Step 2: Shadow and Learn

As you break out of your circuit, you must positively embrace a new role and new role model. This could be an adjacent operational area or it could be something deep in the heart of the business. Either way, find a mentor, shadow him, learn from him and learn more about your business.

You will not only learn a great deal throughout this process, you will also create real advocacy for yourself within another part of the organization. This will serve you well both now and in the future.

Step 3: Know Thy Customer

The single most important trait of any professional in any role in any company is to know the customer. You must know the customer both from the perspective of deep knowledge of the customer’s business and business processes, but also from the point of view of a personal relationship.

Never accept that as an IT professional, you’re in a support role and you have no customer. Your customers are both internal and external. Your customers are both the business unit leaders and the sales force, and the business’s customers who visit your Web site and see it as the face of your company.

Know your customers and embrace them. They can be a great source of inspiration and innovation. A positive relationship with your customer is the surest way to safeguard yourself in times of change.

Step 4: Beat Your Own Drum

IT professionals can teach others, but they can also learn a lot from others within the business. Specifically, IT can learn much from the colleagues in marketing. Their stock-in-trade is messaging and communication.

The single most powerful e-mail I’ve ever seen from an IT manager was a marketing message. Knowing how busy, productive and passionate his team was, he sent a company-wide e-mail that explained to the company exactly what his team accomplished during the past month. The e-mail included detailed statistics like IT blocked X number of spam e-mails, and moved a datacenter with only two hours of e-mail and line-of-business system downtime.

Not a single person on the receiving end of the e-mail was annoyed. Instead, everyone was stunned at the amazing work the IT team had quietly accomplished behind the scenes. There were unprecedented kudos for the IT team following that message.

Step 5: Lead with Passion

Approach your job and your career growth with unparalleled intensity and passion. You’ll find that attitude is infectious. More importantly, by displaying such enthusiasm, you’ll defeat the unfair and nearly ubiquitous stereotype of the IT professional as “functional,” but low in emotional or social intelligence.

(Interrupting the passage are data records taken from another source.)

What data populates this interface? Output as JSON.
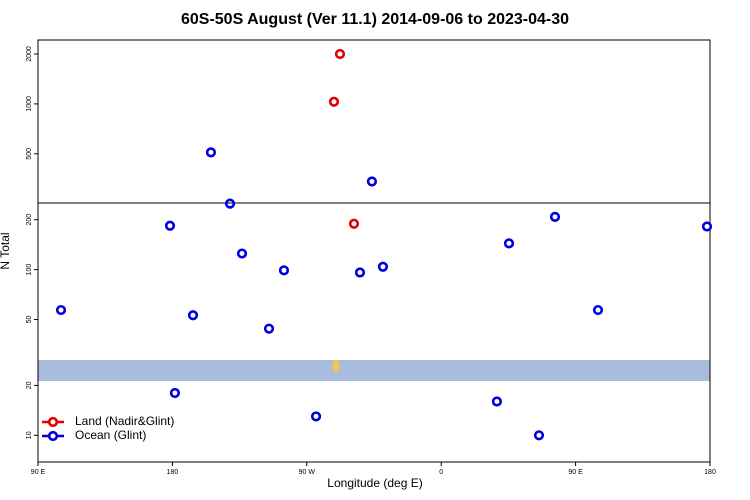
{
  "chart_data": {
    "type": "scatter",
    "title": "60S-50S August (Ver 11.1)   2014-09-06 to 2023-04-30",
    "x_label": "Longitude (deg E)",
    "y_label": "N Total",
    "log_y": true,
    "legend": "lower left",
    "xlim": [
      90,
      540
    ],
    "xticks": [
      {
        "value": 90,
        "label": "90 E"
      },
      180,
      {
        "value": 270,
        "label": "90 W"
      },
      {
        "value": 360,
        "label": "0"
      },
      {
        "value": 450,
        "label": "90 E"
      },
      {
        "value": 540,
        "label": "180"
      }
    ],
    "ylim": [
      6.9,
      2430
    ],
    "yticks": [
      10,
      20,
      50,
      100,
      200,
      500,
      1000,
      2000
    ],
    "series": [
      {
        "name": "Land (Nadir&Glint)",
        "color": "#e00000",
        "x": [
          292.2,
          288.2,
          301.6
        ],
        "values": [
          2000,
          1030,
          189
        ]
      },
      {
        "name": "Ocean (Glint)",
        "color": "#0000dd",
        "x": [
          105.4,
          178.4,
          181.7,
          193.8,
          205.8,
          218.6,
          226.6,
          244.7,
          254.7,
          276.2,
          305.6,
          313.6,
          321,
          397.3,
          405.4,
          425.5,
          436.2,
          465,
          538
        ],
        "values": [
          57,
          184,
          18,
          53,
          510,
          250,
          125,
          44,
          99,
          13,
          96,
          340,
          104,
          16,
          144,
          10,
          208,
          57,
          182
        ]
      }
    ]
  }
}
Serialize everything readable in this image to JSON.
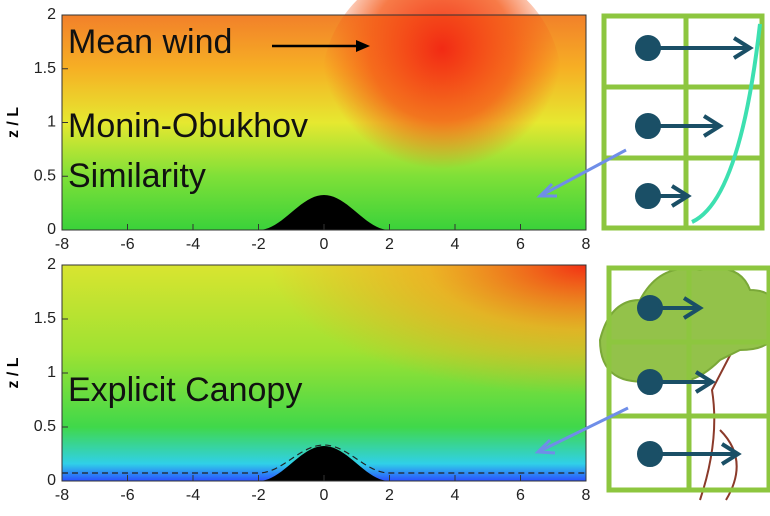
{
  "chart_data": [
    {
      "type": "heatmap",
      "ylabel": "z / L",
      "xlim": [
        -8,
        8
      ],
      "ylim": [
        0,
        2
      ],
      "xticks": [
        -8,
        -6,
        -4,
        -2,
        0,
        2,
        4,
        6,
        8
      ],
      "yticks": [
        0,
        0.5,
        1,
        1.5,
        2
      ],
      "annotations": [
        "Mean wind",
        "Monin-Obukhov",
        "Similarity"
      ]
    },
    {
      "type": "heatmap",
      "ylabel": "z / L",
      "xlim": [
        -8,
        8
      ],
      "ylim": [
        0,
        2
      ],
      "xticks": [
        -8,
        -6,
        -4,
        -2,
        0,
        2,
        4,
        6,
        8
      ],
      "yticks": [
        0,
        0.5,
        1,
        1.5,
        2
      ],
      "annotations": [
        "Explicit Canopy"
      ]
    }
  ]
}
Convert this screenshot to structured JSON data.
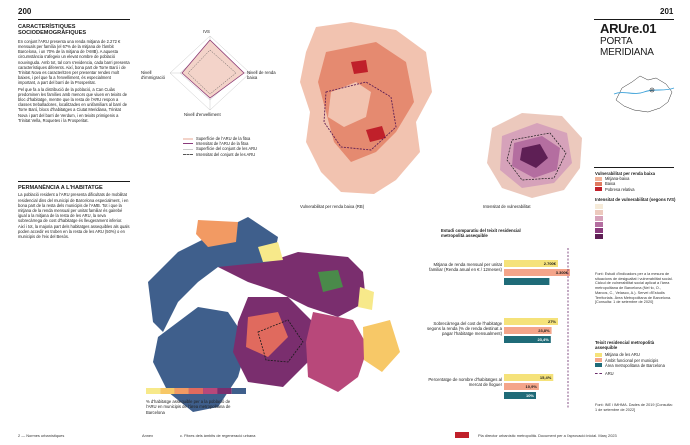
{
  "header": {
    "left_page_number": "200",
    "right_page_number": "201",
    "code": "ARUre.01",
    "name_line1": "PORTA",
    "name_line2": "MERIDIANA"
  },
  "section1": {
    "title_line1": "CARACTERÍSTIQUES",
    "title_line2": "SOCIODEMOGRÀFIQUES",
    "paragraphs": [
      "En conjunt l'ARU presenta una renda mitjana de 2.272 € mensuals per família (el 67% de la mitjana de l'àmbit Barcelona, i un 70% de la mitjana de l'AMB). A aquesta circumstància s'afegeix un elevat nombre de població nouvinguda. Amb tot, tal com s'evidencia, cada barri presenta característiques diferents. Així, bona part de Torre Baró i de Trinitat Nova es caracteritzen per presentar rendes molt baixes, i pel que fa a l'envelliment, és especialment important, a part del barri de la Prosperitat.",
      "Pel que fa a la distribució de la població, a Can Cuiàs predominen les famílies amb menors que viuen en teixits de bloc d'habitatge, mentre que la resta de l'ARU respon a classes treballadores, localitzades en unifamiliars al barri de Torre Baró, blocs d'habitatges a Ciutat Meridiana, Trinitat Nova i part del barri de Verdum, i en teixits primigenis a Trinitat Vella, Roquetes i la Prosperitat."
    ]
  },
  "section2": {
    "title": "PERMANÈNCIA A L'HABITATGE",
    "paragraph": "La població resident a l'ARU presenta dificultats de mobilitat residencial dins del municipi de Barcelona especialment, i en bona part de la resta dels municipis de l'AMB. Tot i que la mitjana de la renda mensual per unitat familiar és gairebé igual a la mitjana de la resta de les ARU, la seva sobrecàrrega de cost d'habitatge és lleugerament inferior. Així i tot, la majoria part dels habitatges assequibles als quals poden accedir es troben en la resta de les ARU (50%) o en municipis de l'eix del Besòs."
  },
  "radar": {
    "labels": {
      "top": "IVS",
      "left": "Nivell d'immigració",
      "right": "Nivell de renda baixa",
      "bottom": "Nivell d'envelliment"
    },
    "legend": [
      "Superfície de l'ARU de la fitxa",
      "Intensitat de l'ARU de la fitxa",
      "Superfície del conjunt de les ARU",
      "Intensitat del conjunt de les ARU"
    ]
  },
  "map_captions": {
    "renda": "Vulnerabilitat per renda baixa (RB)",
    "vulnerabilitat": "Intensitat de vulnerabilitat",
    "assequible": "% d'habitatge assequible per a la població de l'ARU en municipis de l'àrea metropolitana de Barcelona"
  },
  "legend_renda": {
    "title": "Vulnerabilitat per renda baixa",
    "items": [
      {
        "label": "Mitjana-baixa",
        "color": "#f2b49a"
      },
      {
        "label": "Baixa",
        "color": "#e07a60"
      },
      {
        "label": "Pobresa relativa",
        "color": "#c0202a"
      }
    ]
  },
  "legend_ivs": {
    "title": "Intensitat de vulnerabilitat (segons IVS)",
    "colors": [
      "#f6ebd9",
      "#ecc9bd",
      "#d6a2ba",
      "#b46ea0",
      "#8a3a7c",
      "#5e1f55"
    ]
  },
  "source1": "Font: Estudi d'indicadors per a la mesura de situacions de desigualtat i vulnerabilitat social. Càlcul de vulnerabilitat social aplicat a l'àrea metropolitana de Barcelona (Nel·lo, O., Marcos, C., Velasco, A.). Servei d'Estudis Territorials. Àrea Metropolitana de Barcelona. [Consulta: 1 de setembre de 2020]",
  "legend_assequible": {
    "title": "Teixit residencial metropolità assequible",
    "items": [
      {
        "label": "Mitjana de les ARU",
        "color": "#f5e27a"
      },
      {
        "label": "Àmbit funcional per municipis",
        "color": "#f4a58a"
      },
      {
        "label": "Àrea metropolitana de Barcelona",
        "color": "#1f6b78"
      },
      {
        "label": "ARU",
        "color": "#6a2a6a"
      }
    ]
  },
  "source2": "Font: INE i IMHMA. Dades de 2019 [Consulta: 1 de setembre de 2022]",
  "chart_data": {
    "type": "bar",
    "title": "Estudi comparatiu del teixit residencial metropolità assequible",
    "groups": [
      {
        "label": "Mitjana de renda mensual per unitat familiar (Renda anual en € / 12meses)",
        "values": [
          2700,
          3300,
          2270
        ],
        "labels": [
          "2.700€",
          "3.300€",
          ""
        ]
      },
      {
        "label": "Sobrecàrrega del cost de l'habitatge segons la renda (% de renda destinat a pagar l'habitatge mensualment)",
        "values": [
          27,
          23.8,
          23.4
        ],
        "labels": [
          "27%",
          "23,8%",
          "23,4%"
        ]
      },
      {
        "label": "Percentatge de nombre d'habitatges al mercat de lloguer",
        "values": [
          15.4,
          10.9,
          10
        ],
        "labels": [
          "15,4%",
          "10,9%",
          "10%"
        ]
      }
    ],
    "series": [
      "Mitjana de les ARU",
      "Àmbit funcional per municipis",
      "Àrea metropolitana de Barcelona"
    ]
  },
  "scale_bar_colors": [
    "#f7e98a",
    "#f7c867",
    "#f29a63",
    "#e06a5e",
    "#b8487a",
    "#7a2e6e",
    "#3f5f8c"
  ],
  "footer": {
    "left": "2 — Normes urbanístiques",
    "mid1": "Annex",
    "mid2": "c. Fitxes dels àmbits de regeneració urbana",
    "right": "Pla director urbanístic metropolità. Document per a l'aprovació inicial. Març 2023"
  }
}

You’ll soon find yourself in the role of a real leader. That role and posture is a pleasant change from the defensive or reactive position in which IT often finds itself.

Step 6: Improve. Rinse and Repeat

The learning and growing is a constant process. Never become complacent. Never think that going through these five steps only once will yield huge results.

Get better at each step, each time with a larger framework in mind. You’ll soon find yourself transcending your earlier state, looking forward to the future and thoroughly enjoying the present.

Career management might appear to be a luxury in the constantly busy world of IT. Managing your career should never be consigned to the back burner, though. The role of the IT professional has changed dramatically in the last 10 years, with new technologies, new management structures and economic turbulence conspiring to create a time of both opportunity and nervousness. You need to ensure you’re spending time doing things that will truly help you reach your potential.

Romi Mahajan

Romi Mahajan is president of KKM Group. Prior to joining KKM, Mahajan was chief marketing officer of Ascentium Corp. A well-known speaker on the technology and media circuit, he serves on a variety of advisory boards and speaks at more than a dozen industry events per year.